I would be a pleasure to hear your views on how well this photographic series is able convey the different moods or unique perspectives by looking at just one type of object.

This is the first time I have ever undertaken a photographic study of metal objects under different lighting situations and in fact probably the first time I have ever done such a narrow focus on one theme.

It was good thing that I had driven by the park and observed the railing over many occasions as by the time I had finally decided to undertake this photographic series I was eager to start the project. This made me excited about exploring the railing structure for unique ways to frame them and also how I could use the reflected light to create contrast and form.

f7.1 1/200SEC –1.33EV, @105mm, Nikon 18-200mm f3.5 vr

There is something about the above image that makes this one of my favorites. Not really sure why, but the warm glow of the pot lights with the single railing picking up the up in the cool blue of the sky creates colour contrast and I guess that fact that one of the lights is out is what adds the special charm for me.

While the above image has warmth and softness, the blow image of a section of the railings is made extra hard and sharp in texture by the application of a strong S curve and then ensuring the highlights in the background are nearly blown-out.

f10.0, 1/200. –1.333ev, iso 200, @130mm, Nikon 18-200mm f3.5 vr

Some Thoughts on Taking Photos of Reflective Objects

Most metal at least if not all rusted is highly reflective. It is easy for the camera fooled by some of the over bright specular areas. If these parts are important tones in the image then it is prudent to reduce the exposure setting to ensure that no detail is lost.

For most of the direct sunlight images I applied exposure compensation in the range of -1.75 to -1.0ev.

With chrome I did not need a lot of subtle tones in both ends of the tonal spectrum and therefore except for a few there was not need for bracketing of images.
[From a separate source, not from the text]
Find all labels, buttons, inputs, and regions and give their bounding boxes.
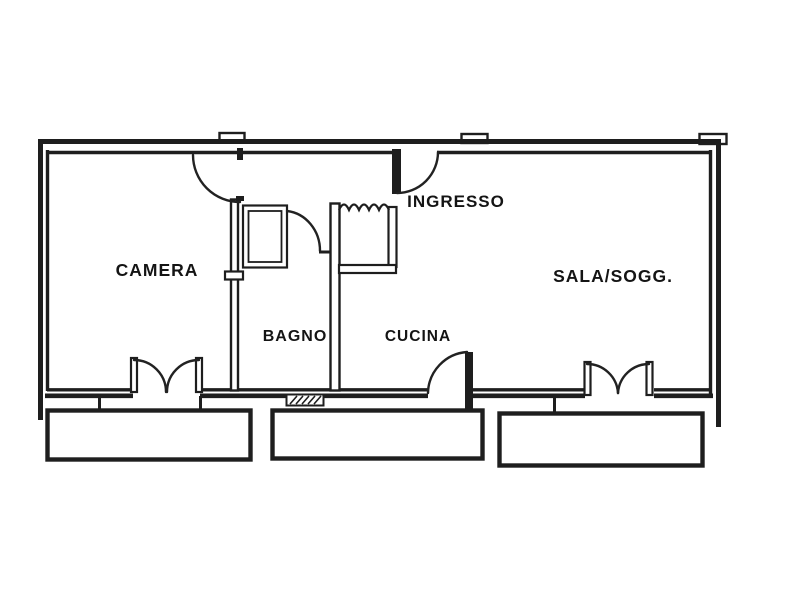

The Nikon 18-200mm f3.5 lens provided good coverage to be able to capture different fields of view for isolating compositional elements. The 70-200mm f2.8 was useful for limiting DOF for a few of the images.

A tripod is necessary even early in the morning as there was not enough light to hand hold, especially if I needed greater DOF.

f8.0, 4sec, -1 ev, iso200, @200mm, Nikon 70-200mm f2.8 vr

The above image is actually 2 images combined to show both the reelection of the red and green traffic light. I did try to capture an image as the light changed, but it was hard to time right and the colours where more muted as they were on only for have the time. I did cool the tone a bit, as I wanted more blue than a green tone to contrast better with the red.

Visiting a site several times and at different lightening styles really helps to see different compositions that were not apparent during one of the light modes. That was probably the best benefit of going multiple times to the same location. Each time I found something new that I had not seen before, even if I had walked previously by it.

f20.0, 1/400sec, iso200, @70.0mm, Nikon 18-200mm f3.5 vr

I liked how the sun was just highlighting the left edges of these black painted posts, otherwise it would have been a continuous black mass. The shadows almost give them an appearance of marching along.

I had taken several shots of these benches in the early morning light. I preferred the image with the 2 benches as the image of the singular bench had more texture visible in the wood, but the composition seemed a little bland. I left the dark bottom corner in as I wanted to try and create 3 elements for the image and by being dark it also doesn’t take your view as much out of the scene.

f7.1, 1/200sec. –1.67ev, @130mm, Nikon 18-200mm f3.5 vr

In the last couple of months I haven’t taken as many images as I would have expected during this great time of the year. Deciding to undertake this project did help to get me out and photograph more, but most importantly while taking these images it also got me thinking about other projects that might be interesting.

Any sort of creativity, even viewing other’s work, helps to expand your own creative style and mental juices.

I have mentioned before the importance of finding a suitable project. I still encourage you to find something that you travel by almost every day catches your interest and that you could explore in the different moods of light

Niels Henriksen


Davidlind said...

I enjoy and appreciate the way you get into the details and the process of taking photos.

Fernando Matias Photography said...

I found your site by following a post you put up on DPS. I was surprised to see a familiar rail in this post, and you even mentioned it was from "The Garden of Provinces", which I know all too well. I did not realize you were also from Ottawa until then.
Just a friendly hello from a fellow Ottawa photographer!

nielsp said...

Thanks Fernando.

Maybe we'll meet for a photo walk about one day.